Une chose est claire. Si l’on s’oppose avec naïveté à la politisation de l’Église, il adviendra ce qui est advenu depuis toujours : lorsqu’on chasse le politique par la grande porte, ses démons rentrent aussitôt par la fenêtre. Ils danseront non pas sur le parvis de nos chapelles, mais encore dans la nef et même jusque devant l’autel. C’est ce qui s’est produit avec les théologies dites de libération, de révolution et de la violence, avec leurs cohortes de guérilleros armés. Le politique est comme la nature, il n’aime pas le vide!

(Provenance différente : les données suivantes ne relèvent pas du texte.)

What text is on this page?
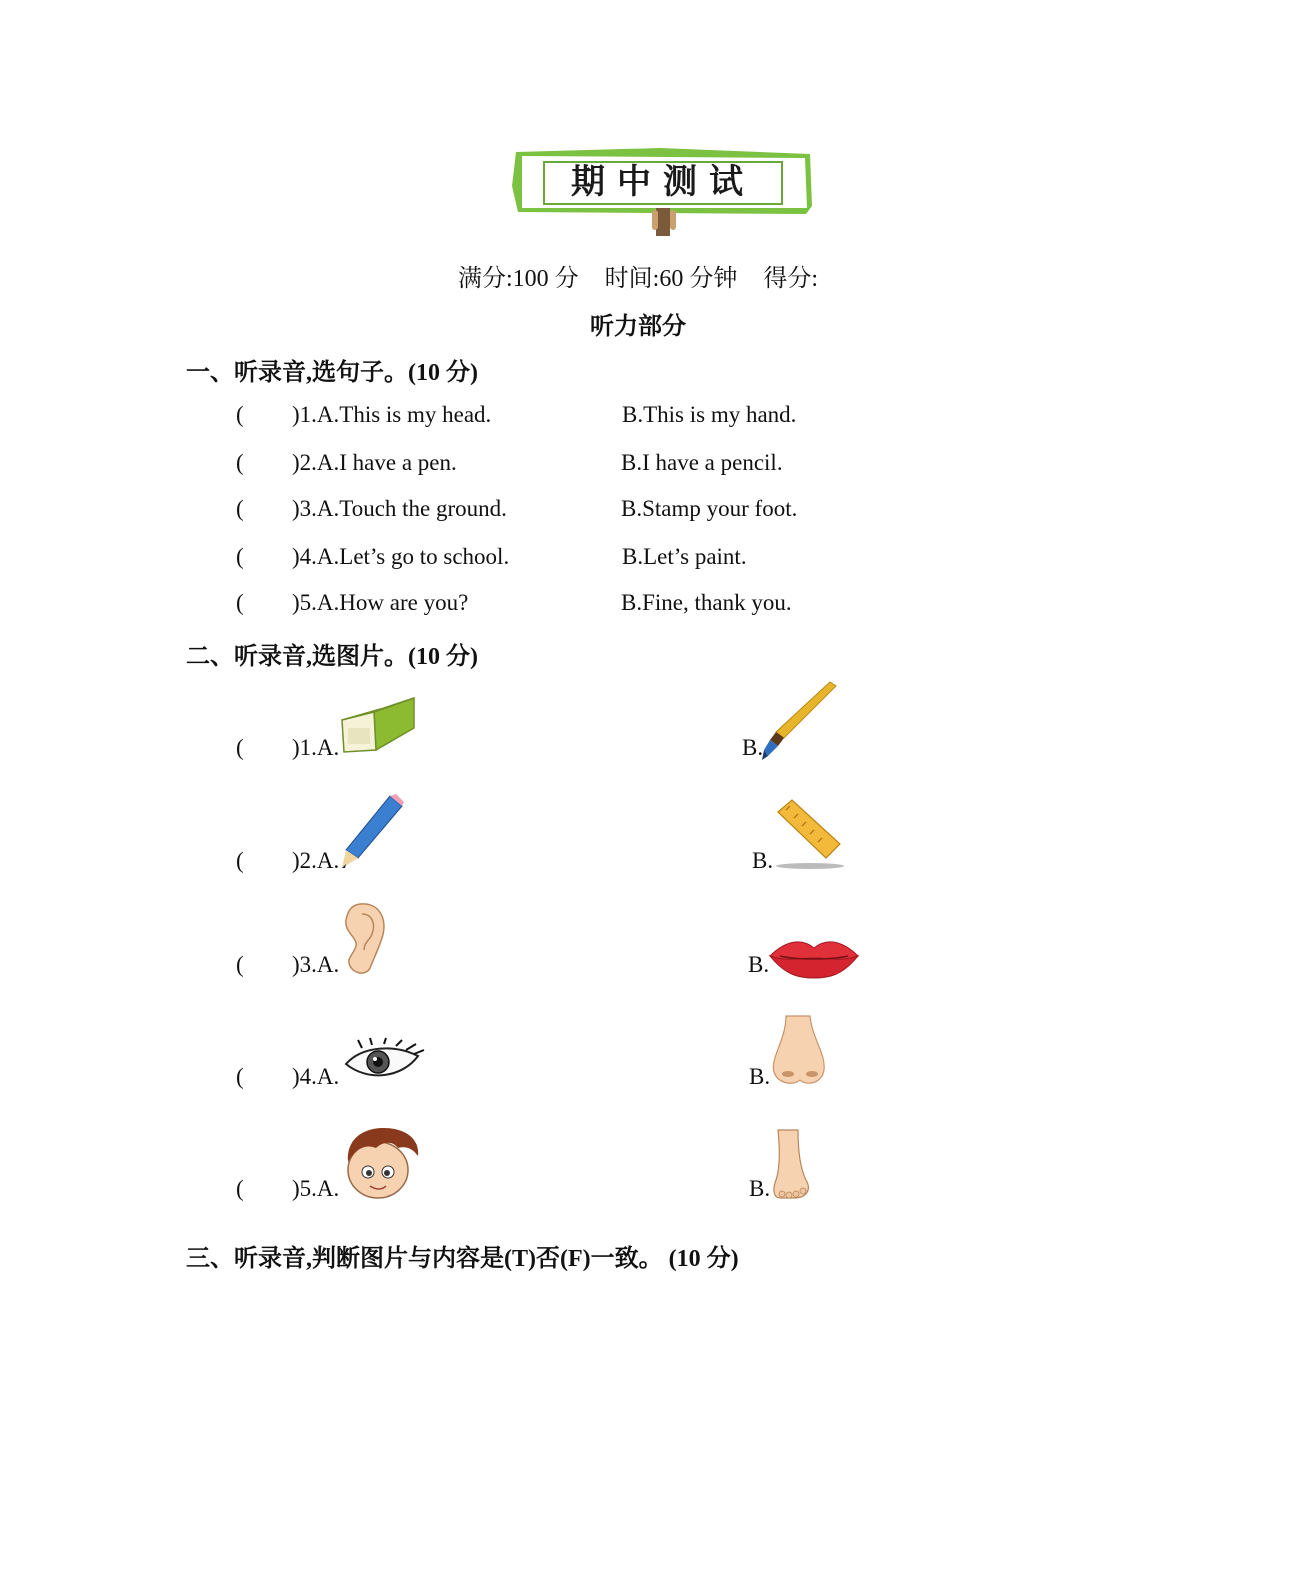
期中测试
满分:100 分 时间:60 分钟 得分:
听力部分
一、听录音,选句子。(10 分)
( )1.A.This is my head.	B.This is my hand.
( )2.A.I have a pen.	B.I have a pencil.
( )3.A.Touch the ground.	B.Stamp your foot.
( )4.A.Let’s go to school.	B.Let’s paint.
( )5.A.How are you?	B.Fine, thank you.
二、听录音,选图片。(10 分)
( )1.A.	B.
( )2.A.	B.
( )3.A.	B.
( )4.A.	B.
( )5.A.	B.
三、听录音,判断图片与内容是(T)否(F)一致。 (10 分)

Mais si vous optez pour l’exercice responsable de votre devoir politique, vous risquez d’incommoder cette catégorie de chrétiens qui, enfermés dans les enceintes de leurs sanctuaires et isolés dans leurs retraites spirituelles, démissionnent de leurs obligations envers la création de Dieu et envers l’homme sa créature. Je vous propose d’écouter plutôt le vieux prophète et de vous demander : Quel est le terrain solide sur lequel je peux me tenir?
Je songe à un autre observateur, à un géant témoin de Dieu qui, depuis plus de quinze siècles a servi de guide à des générations de chrétiens; je veux parler d’Augustin, évêque d’Hippone. Assurément, il est l’un des plus grands penseurs de l’Occident, après Platon et Aristote et bien avant Emmanuel Kant.
En l’an 410 de notre ère, les hordes barbares saccageaient l’Europe et précipitaient la ruine définitive de l’Empire romain d’Occident. Des nostalgiques du vieux paganisme trouvèrent alors prétexte pour accabler les chrétiens, les accuser d’être les responsables directs de la calamité s’abattant sur l’Occident civilisé. C’est parce qu’on avait délaissé les vieilles divinités païennes, affirmait-on, que ces malheurs survenaient les uns après les autres. Il faudrait réencenser les dieux teutoniques, servir de nouveau les déesses de la Gaule, se prosterner devant les divinités du Nord, rallumer les feux éteints des autels du Latrium… Autrement, ils se vengeraient encore.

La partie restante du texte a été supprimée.